A function that performs assignment might have the signature:

void assignment(S &left_hand_side, S const &right_hand_side); 

And it would be used:

S a = {10, 32.0f}; S b; assignment(b, a); 

Notice:

• the left hand side object is modifiable, and assignment will modify it, rather than create a new object.
• the right hand side object, the object with the desired value, is not modifiable.

Additionally, in C++ the built-in assignment operation is an expression rather than a statement; it has a value and can be used as a subexpression:

int j, k = 10; printf("%d", (j = k)); 

This sets j equal to k, and then takes the result of that assignment and prints it out. The important thing to note is that the result of the assignment expression is the object that was assigned to. No new object is created. In the above code, the value of j is printed (which is 10, because j was just assigned the value 10 from k).

Updating our earlier assignment function to follow this convention results in a signature like:

S &assignment(S &left_hand_side, S const &right_hand_side);

An implementation looks like:

S &assignment(S &left_hand_side, S const &right_hand_side) { // for each member of S, assign the value of that member in // right_hand_side to that member in left_hand_side. left_hand_side.i = right_hand_side.i; left_hand_side.f = right_hand_side.f; // assignment returns the object that has been modified return left_hand_side; } 

Note that this assignment function is not recursive; it does not use itself in the assignment, but it does use assignment of the member types.

The final piece of the puzzle is getting the syntax a = b to work, instead of assignment(a, b). In order to do this, all you have to do is make assignment () a member function:

struct S { int i; float f; S &assignment(S &left_hand_side, S const &right_hand_side) { left_hand_side.i = right_hand_side.i; left_hand_side.f = right_hand_side.f; return left_hand_side } }; 

Replace the left_hand_side argument with *this:

struct S { int i; float f; S &assignment(S const &right_hand_side) { this->i = right_hand_side.i; this->f = right_hand_side.f; return *this; } }; 

And rename the function to operator=:

struct S { int i; float f; S &operator=(S const &right_hand_side) { this->i = right_hand_side.i; this->f = right_hand_side.f; return *this; } }; int main() { S a, b = {10, 32.f}; S &tmp = (a = b); assert(a.i == 10); assert(a.f == 32.f); assert(&tmp == &a); } 

Another important thing to know is that the = sign is used in one place that is not assignment:

S a; S b = a; // this is not assignment. 

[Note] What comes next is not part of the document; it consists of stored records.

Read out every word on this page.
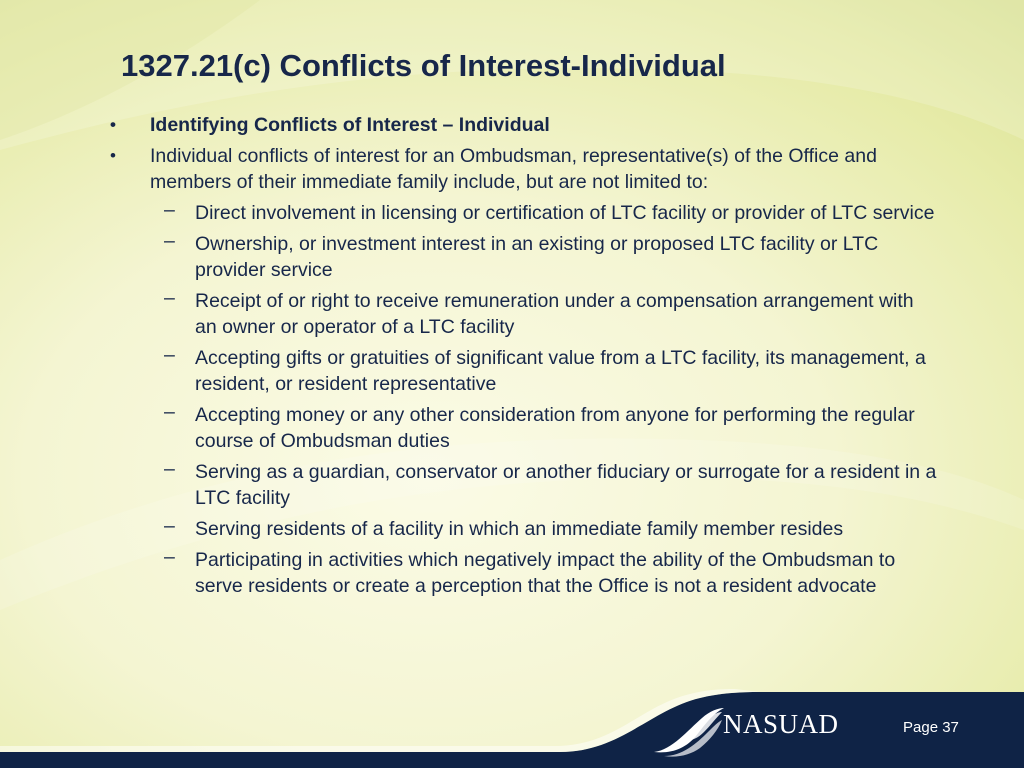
1327.21(c) Conflicts of Interest-Individual
•	Identifying Conflicts of Interest – Individual
•	Individual conflicts of interest for an Ombudsman, representative(s) of the Office and members of their immediate family include, but are not limited to:
–	Direct involvement in licensing or certification of LTC facility or provider of LTC service
–	Ownership, or investment interest in an existing or proposed LTC facility or LTC provider service
–	Receipt of or right to receive remuneration under a compensation arrangement with an owner or operator of a LTC facility
–	Accepting gifts or gratuities of significant value from a LTC facility, its management, a resident, or resident representative
–	Accepting money or any other consideration from anyone for performing the regular course of Ombudsman duties
–	Serving as a guardian, conservator or another fiduciary or surrogate for a resident in a LTC facility
–	Serving residents of a facility in which an immediate family member resides
–	Participating in activities which negatively impact the ability of the Ombudsman to serve residents or create a perception that the Office is not a resident advocate
NASUAD	Page 37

This is 'copy initialization'. It does not use operator=. It is not assignment. Try not to confuse the two.

Points to remember:

• assignment modifies the object being assigned to
• assignment does not modify the object being assigned from.
• assignment does not create a new object.
• assignment is not recursive, except insofar as assignment of a compound object makes use of assignment on all the little member objects it contains.
• assignment returns the object after modifying its value
• copy initialization looks sort of like assignment, but has little to do with assignment.

An overloaded assignment operator should look like this:

Complex &Complex::operator=(const Complex& rhs) { real = rhs.real; imaginary = rhs.imaginary; return *this; }; 

You should also note, that if you overload the assignment operator you should overload the copy constructor for Complex in the same manner:

Complex::Complex(const Complex& rhs) { real = rhs.real; imaginary = rhs.imaginary; };